Bölüm 5: Benim Kalbim Hazaldı.... O da Öldü

27 7 1
                                    

1 Saat Sonra
Bir doktor ameliyattan çıktı.
Suga hemen doktorun yanına gitti. Kızların gidecek hali yoktu biz bir yandan onu, bir yandan da Suga'yı telafi etmeye çalışıyorduk.
Suga:
-Durumu nedir doktor bey?
Doktor:
-İlk müdahaleyi yaptık ama içeride zorlu bir müdahale devam ediyor. Olumlu ve olumsuz bir şey söylemek için çok erken.

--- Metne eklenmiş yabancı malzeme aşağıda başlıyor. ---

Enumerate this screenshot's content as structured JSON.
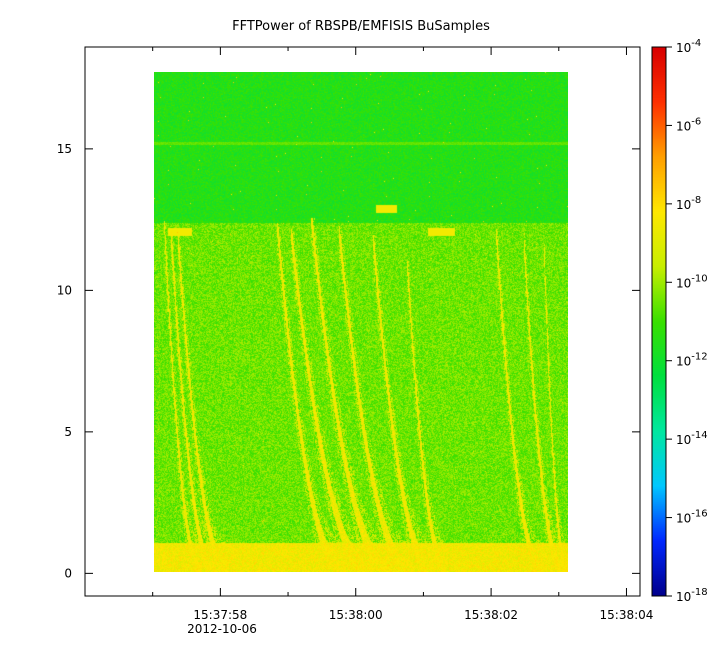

Sadece uzun bir ameliyat geçirecek onu söyliyebilirim diyip uzaklaştı. Suga ne yapacağını bilemiyordu. O an kendini telafi etmek için "Olsun. Ameliyat üzün sürecekse yaşayacak. Uzun sürecek ki yaşasın." O an bizim gibi bitik halde olan Jin konuşmaya başladı.
Jin:
-Suga seni üzmek istemem ama uzun ameliyatlarda yaşama olanağı daha düşük oluyor.

O an Suga yine duvarı tekmelemeyi başladı. O an siniri ona öyle bir güç vermişti ki Jimin ve ben bile onu tutamamıştık. O an bir hemşire gelip onun omzuna bayıltıcı bir iğneyi batırdı.

***

Suga'dan
Yataktan başımda feci bir ağrıyla kalktım. Kalktığımda kolumdaki serumu gördüm. İyi de ne olmuştu bana? O an aklıma hücum eden düşünce ile her şeyi hatırladım. En son Hazal'ın ameliyatının uzun süreceğini ve doktorun 'Her şeye hazırlıklı olun' sözü üzerine çıldırmış her şeyi tekmelemeye başlamıstım.  Tabi ya Hazal'ı yalnız bıraktım. Durun saat kaç? 19.57 mi? Nasıl ya hazal ameliyata gireli 7 ben burada duralı 6 saat mi oluyor? Nasıl ya o kadar uyumuş muyum ya. Of nasıl bir insanım ben sevgilim içeride can çekişiyor ben sinirle iğne yiyip uyuyorum hem de 6 saat dile kolay 6 saat.

Hemen serumu çıkarıp odadan çıkıyordum ki bir kadın girdi bakış açıma: Hemşire.

H(emşire):
-A nereye suga bey serumunuz bitene kadar kalmalısınız.
Ben:
- Sanane istediğim yere giderim ayrıca şu lanet serumlardan nefret ederken bir de sevgilim can çekißirken nasıl kalmamı beklersiniz? dedim ve cevap vermesine izin vermeden odadan çıktım. Kaçıncı katta olduğumu bilmeden yukarı doğru kostum. Yani ne alaka bilmiyorum ama orda gibi hissettim iki üç kat koşmuştum ki jimin'i gördüm. Anlaşılan bu kattı.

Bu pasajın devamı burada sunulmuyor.